FOTOMUHABİRLERİ YILDÖNÜMÜNDE DEPREMİ ANLATTI!
Türkiye Foto Muhabirleri Derneği, 39 yıldır aralıksız düzenlediği Yılın Basın Fotoğrafları yarışmasının sonuçlarını açıkladı. Törende en çok deprem felaketinin acı dolu kareleri dikkati çekti. Yarışmanın büyük ödülü Yılın Basın Fotoğrafı’na AFP’den Adem Altan, Ebrar Sitesi’nde enkaz altında kalan 15 yaşındaki kızı Irmak’ın elini tutan baba Mesut Hançer’in karesiyle layık görüldü.
EN ÇOK ÖDÜL DEMİRÖREN GRUBU’NA
Türk medyasının en prestijli fotoğraf ödüllerinin verildiği Yılın Basın Fotoğrafları Yarışması’nda, Demirören Grubu en çok ödül kazanan medya grubu olarak bir başarıya imza attı. Milliyet fotomuhabiri Uğur Yıldırım 4 ödül birden kazanarak, bu yıl en çok ödül alan isim oldu.

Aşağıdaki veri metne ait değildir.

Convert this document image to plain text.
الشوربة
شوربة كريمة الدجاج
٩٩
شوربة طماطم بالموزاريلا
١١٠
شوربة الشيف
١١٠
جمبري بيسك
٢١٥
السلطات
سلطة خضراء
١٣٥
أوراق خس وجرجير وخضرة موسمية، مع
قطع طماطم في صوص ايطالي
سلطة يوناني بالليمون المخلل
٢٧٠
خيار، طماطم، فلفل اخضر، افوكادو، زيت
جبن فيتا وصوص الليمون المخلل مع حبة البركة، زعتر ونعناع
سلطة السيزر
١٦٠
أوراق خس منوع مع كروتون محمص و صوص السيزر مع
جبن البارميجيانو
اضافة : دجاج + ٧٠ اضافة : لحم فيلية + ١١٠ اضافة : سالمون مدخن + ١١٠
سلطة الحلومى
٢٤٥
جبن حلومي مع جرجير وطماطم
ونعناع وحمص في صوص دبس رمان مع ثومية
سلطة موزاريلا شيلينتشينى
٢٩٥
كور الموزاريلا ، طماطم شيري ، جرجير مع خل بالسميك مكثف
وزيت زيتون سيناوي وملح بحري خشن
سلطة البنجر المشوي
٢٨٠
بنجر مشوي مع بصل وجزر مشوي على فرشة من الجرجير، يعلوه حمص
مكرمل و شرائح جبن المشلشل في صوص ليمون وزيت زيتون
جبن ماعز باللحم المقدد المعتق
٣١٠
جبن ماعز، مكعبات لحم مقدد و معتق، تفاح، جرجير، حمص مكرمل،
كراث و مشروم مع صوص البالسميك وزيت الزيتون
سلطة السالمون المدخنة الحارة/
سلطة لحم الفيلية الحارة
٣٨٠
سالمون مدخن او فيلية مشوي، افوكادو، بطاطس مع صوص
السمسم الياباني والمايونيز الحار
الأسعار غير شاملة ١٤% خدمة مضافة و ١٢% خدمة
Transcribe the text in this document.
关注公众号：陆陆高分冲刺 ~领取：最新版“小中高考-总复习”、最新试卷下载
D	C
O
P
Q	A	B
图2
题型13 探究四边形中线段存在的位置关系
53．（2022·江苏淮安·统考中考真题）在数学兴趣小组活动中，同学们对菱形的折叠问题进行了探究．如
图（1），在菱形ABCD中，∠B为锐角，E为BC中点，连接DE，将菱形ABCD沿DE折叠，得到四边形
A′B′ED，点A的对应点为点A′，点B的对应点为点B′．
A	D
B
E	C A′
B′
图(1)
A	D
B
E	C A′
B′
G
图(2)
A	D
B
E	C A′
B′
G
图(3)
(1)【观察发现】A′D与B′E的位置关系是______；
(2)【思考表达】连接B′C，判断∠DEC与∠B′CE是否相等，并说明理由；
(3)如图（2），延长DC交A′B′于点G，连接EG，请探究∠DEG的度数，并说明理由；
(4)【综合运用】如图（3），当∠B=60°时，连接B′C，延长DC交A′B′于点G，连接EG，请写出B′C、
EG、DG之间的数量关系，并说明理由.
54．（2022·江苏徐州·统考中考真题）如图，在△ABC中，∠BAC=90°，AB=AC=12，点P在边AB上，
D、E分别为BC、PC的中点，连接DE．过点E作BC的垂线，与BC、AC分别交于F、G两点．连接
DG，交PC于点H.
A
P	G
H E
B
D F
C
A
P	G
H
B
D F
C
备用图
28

DEPREMİ KİTAP VE SERGİYLE ANLATTILAR
Meclis’te fotomuhabirleri yalnızca ödül vermedi. Yayımladıkları “7.7 Unutma” kitabı da burada görücüye çıkardı. Hürriyet fotomuhabirlerinin de arasında bulunduğu 28 fotomuhabiri, fotoğrafları ve kaleme aldıkları yazılarla 50 binden fazla insanımızı kaybettiğimiz “Yüzyılın Afeti”ni anlattı. Türkiye Foto Muhabirleri Derneği’ni ve emeği geçen tüm meslektaşlarımı canıgönülden tebrik ederim.